The resurgence of cholera is especially concerning, with more than 40 outbreaks last year, an alarming record.

In 2023, humanitarian funding also hit its lowest point in over a decade – right when it was needed most.

Health Cluster partners received on average only 12 percent of the funding they appealed for. This is heartbreaking. And it is avoidable. It is why in 2024 we must step up.

There are only two ways to reduce the human suffering caused by health crises: increase the funding or reduce the needs. Neither is happening at the moment.

The cost of inaction is one the world cannot afford: when humanitarians cannot respond, lives are put at risk and the needs of communities increase.

A lack of access to health services feeds cycles of poverty, drives displacement, and threatens progress on all aspects of human and economic development.

Our commitment to governments, countries, and communities has always been to do everything in our power to protect the lives and health of people.

This means being present on the ground, always ready to identify needs and public health risks, using the science to conceive and rapidly deploy and scale up a response.

As 2024 starts, WHO is already responding to 41 health crises, including 15 of the highest-level ‘Grade 3’ emergencies.

Together with our Health Cluster partners, we aim to reach some 87 million people with lifesaving humanitarian assistance this year.

To do this, we need support totaling 1.5 billion US dollars. We need this funding to arrive as early as possible, and with as much flexibility as possible. That is critical to allow us and our partners to deliver on our commitments.

A reactive approach is not enough.

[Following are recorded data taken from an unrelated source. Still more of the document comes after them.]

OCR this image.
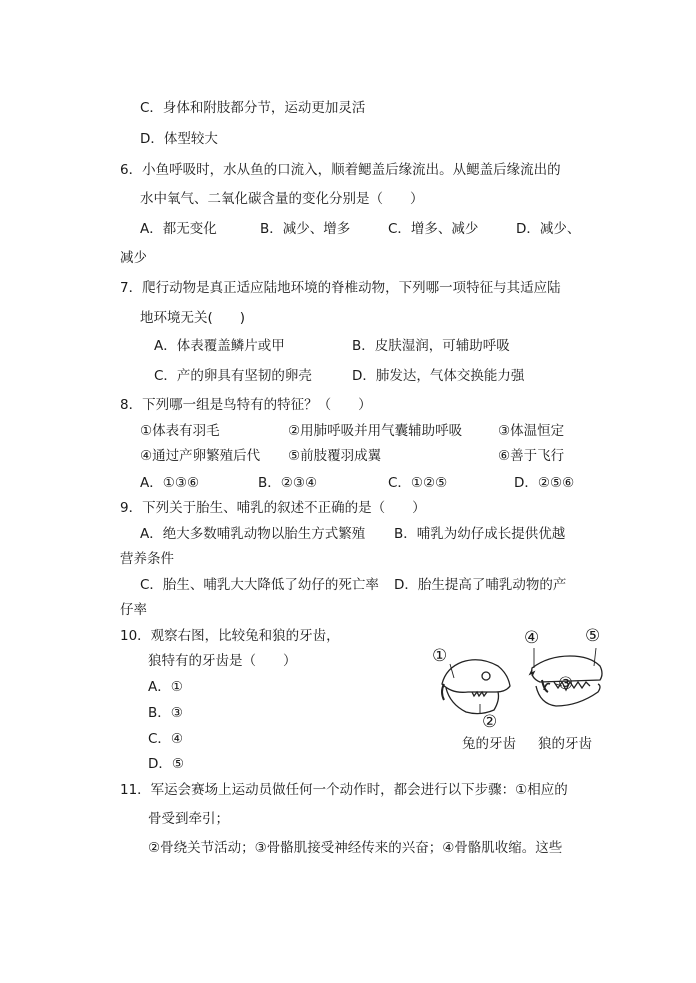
C．身体和附肢都分节，运动更加灵活
D．体型较大
6．小鱼呼吸时，水从鱼的口流入，顺着鳃盖后缘流出。从鳃盖后缘流出的
水中氧气、二氧化碳含量的变化分别是（　　）
A．都无变化	B．减少、增多	C．增多、减少	D．减少、
减少
7．爬行动物是真正适应陆地环境的脊椎动物，下列哪一项特征与其适应陆
地环境无关(　　)
A．体表覆盖鳞片或甲	B．皮肤湿润，可辅助呼吸
C．产的卵具有坚韧的卵壳	D．肺发达，气体交换能力强
8．下列哪一组是鸟特有的特征？（　　）
①体表有羽毛	②用肺呼吸并用气囊辅助呼吸	③体温恒定
④通过产卵繁殖后代 ⑤前肢覆羽成翼	⑥善于飞行
A．①③⑥	B．②③④	C．①②⑤	D．②⑤⑥
9．下列关于胎生、哺乳的叙述不正确的是（　　）
A．绝大多数哺乳动物以胎生方式繁殖 B．哺乳为幼仔成长提供优越
营养条件
C．胎生、哺乳大大降低了幼仔的死亡率 D．胎生提高了哺乳动物的产
仔率
10．观察右图，比较兔和狼的牙齿，
狼特有的牙齿是（　　）
A．①
B．③
C．④
D．⑤
①
②
③
④	⑤
兔的牙齿 狼的牙齿
11．军运会赛场上运动员做任何一个动作时，都会进行以下步骤：①相应的
骨受到牵引；
②骨绕关节活动；③骨骼肌接受神经传来的兴奋；④骨骼肌收缩。这些
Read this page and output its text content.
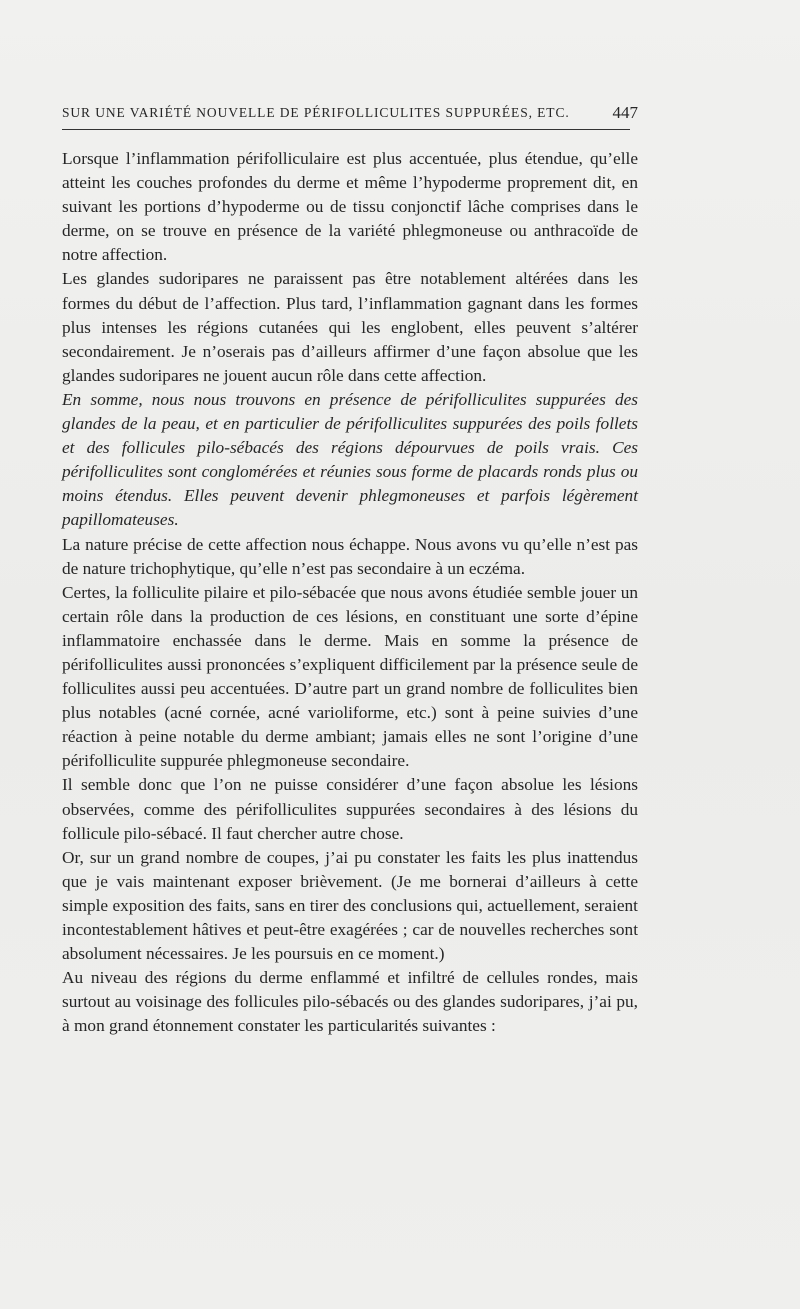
SUR UNE VARIÉTÉ NOUVELLE DE PÉRIFOLLICULITES SUPPURÉES, ETC.	447

Lorsque l’inflammation périfolliculaire est plus accentuée, plus étendue, qu’elle atteint les couches profondes du derme et même l’hypoderme proprement dit, en suivant les portions d’hypoderme ou de tissu conjonctif lâche comprises dans le derme, on se trouve en présence de la variété phlegmoneuse ou anthracoïde de notre affection.

Les glandes sudoripares ne paraissent pas être notablement altérées dans les formes du début de l’affection. Plus tard, l’inflammation gagnant dans les formes plus intenses les régions cutanées qui les englobent, elles peuvent s’altérer secondairement. Je n’oserais pas d’ailleurs affirmer d’une façon absolue que les glandes sudoripares ne jouent aucun rôle dans cette affection.

En somme, nous nous trouvons en présence de périfolliculites suppurées des glandes de la peau, et en particulier de périfolliculites suppurées des poils follets et des follicules pilo-sébacés des régions dépourvues de poils vrais. Ces périfolliculites sont conglomérées et réunies sous forme de placards ronds plus ou moins étendus. Elles peuvent devenir phlegmoneuses et parfois légèrement papillomateuses.

La nature précise de cette affection nous échappe. Nous avons vu qu’elle n’est pas de nature trichophytique, qu’elle n’est pas secondaire à un eczéma.

Certes, la folliculite pilaire et pilo-sébacée que nous avons étudiée semble jouer un certain rôle dans la production de ces lésions, en constituant une sorte d’épine inflammatoire enchassée dans le derme. Mais en somme la présence de périfolliculites aussi prononcées s’expliquent difficilement par la présence seule de folliculites aussi peu accentuées. D’autre part un grand nombre de folliculites bien plus notables (acné cornée, acné varioliforme, etc.) sont à peine suivies d’une réaction à peine notable du derme ambiant; jamais elles ne sont l’origine d’une périfolliculite suppurée phlegmoneuse secondaire.

Il semble donc que l’on ne puisse considérer d’une façon absolue les lésions observées, comme des périfolliculites suppurées secondaires à des lésions du follicule pilo-sébacé. Il faut chercher autre chose.

Or, sur un grand nombre de coupes, j’ai pu constater les faits les plus inattendus que je vais maintenant exposer brièvement. (Je me bornerai d’ailleurs à cette simple exposition des faits, sans en tirer des conclusions qui, actuellement, seraient incontestablement hâtives et peut-être exagérées ; car de nouvelles recherches sont absolument nécessaires. Je les poursuis en ce moment.)

Au niveau des régions du derme enflammé et infiltré de cellules rondes, mais surtout au voisinage des follicules pilo-sébacés ou des glandes sudoripares, j’ai pu, à mon grand étonnement constater les particularités suivantes :
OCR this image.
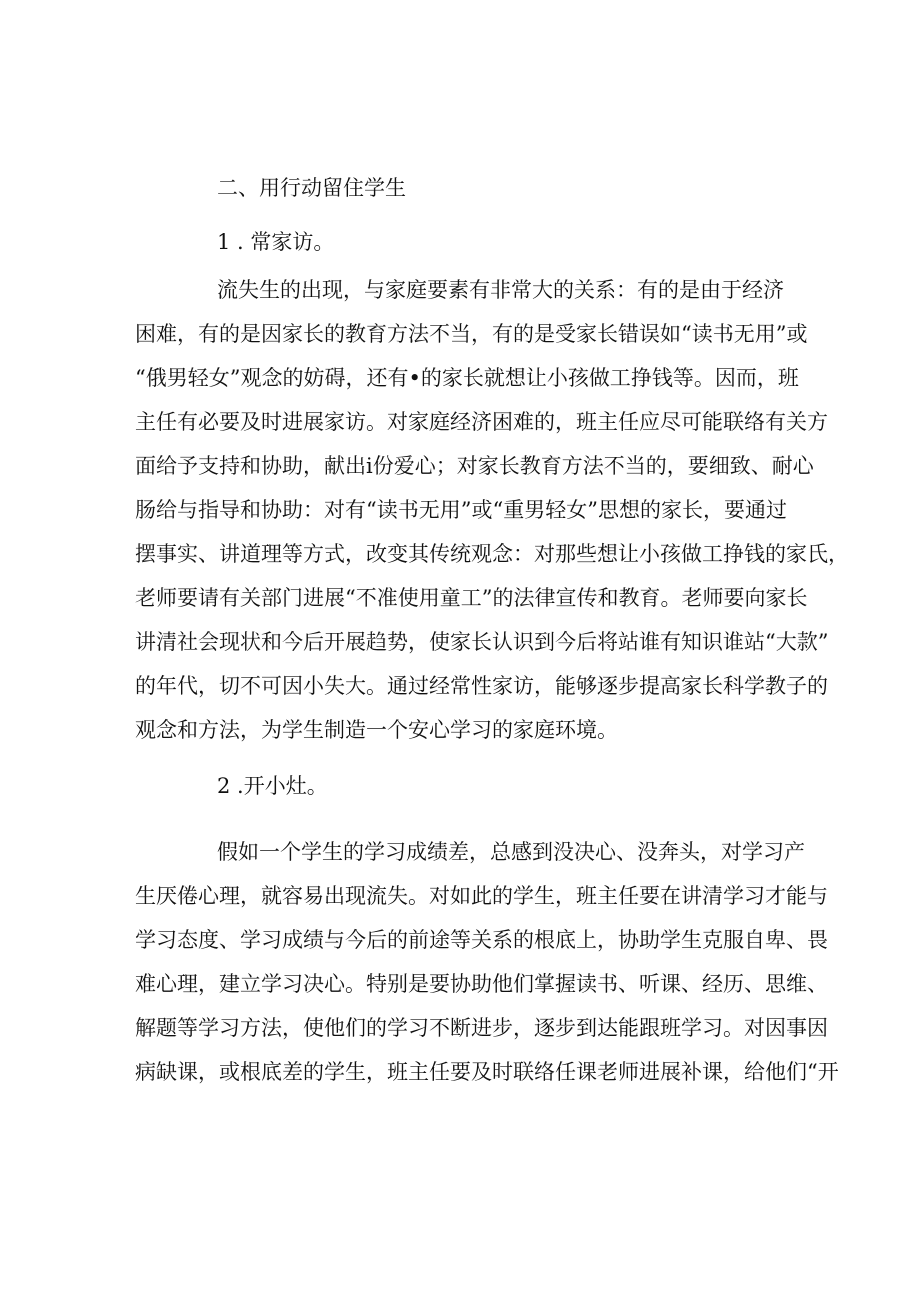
二、用行动留住学生
1 . 常家访。
流失生的出现，与家庭要素有非常大的关系：有的是由于经济
困难，有的是因家长的教育方法不当，有的是受家长错误如“读书无用”或
“俄男轻女”观念的妨碍，还有•的家长就想让小孩做工挣钱等。因而，班
主任有必要及时进展家访。对家庭经济困难的，班主任应尽可能联络有关方
面给予支持和协助，献出i份爱心；对家长教育方法不当的，要细致、耐心
肠给与指导和协助：对有“读书无用”或“重男轻女”思想的家长，要通过
摆事实、讲道理等方式，改变其传统观念：对那些想让小孩做工挣钱的家氏，
老师要请有关部门进展“不准使用童工”的法律宣传和教育。老师要向家长
讲清社会现状和今后开展趋势，使家长认识到今后将站谁有知识谁站“大款”
的年代，切不可因小失大。通过经常性家访，能够逐步提高家长科学教子的
观念和方法，为学生制造一个安心学习的家庭环境。
2 .开小灶。
假如一个学生的学习成绩差，总感到没决心、没奔头，对学习产
生厌倦心理，就容易出现流失。对如此的学生，班主任要在讲清学习才能与
学习态度、学习成绩与今后的前途等关系的根底上，协助学生克服自卑、畏
难心理，建立学习决心。特别是要协助他们掌握读书、听课、经历、思维、
解题等学习方法，使他们的学习不断进步，逐步到达能跟班学习。对因事因
病缺课，或根底差的学生，班主任要及时联络任课老师进展补课，给他们“开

We need to look beyond the humanitarian responses and invest more and better in strengthening capacities for preparedness and the resilience of health systems.

My sincere hope and ask for 2024 is that we do not disappoint the people we serve in the most fragile places.

I thank all humanitarian donors for their continuing commitment, and I urge everyone to step up to address the humanitarian needs we face and reduce the funding gaps that stand in our way.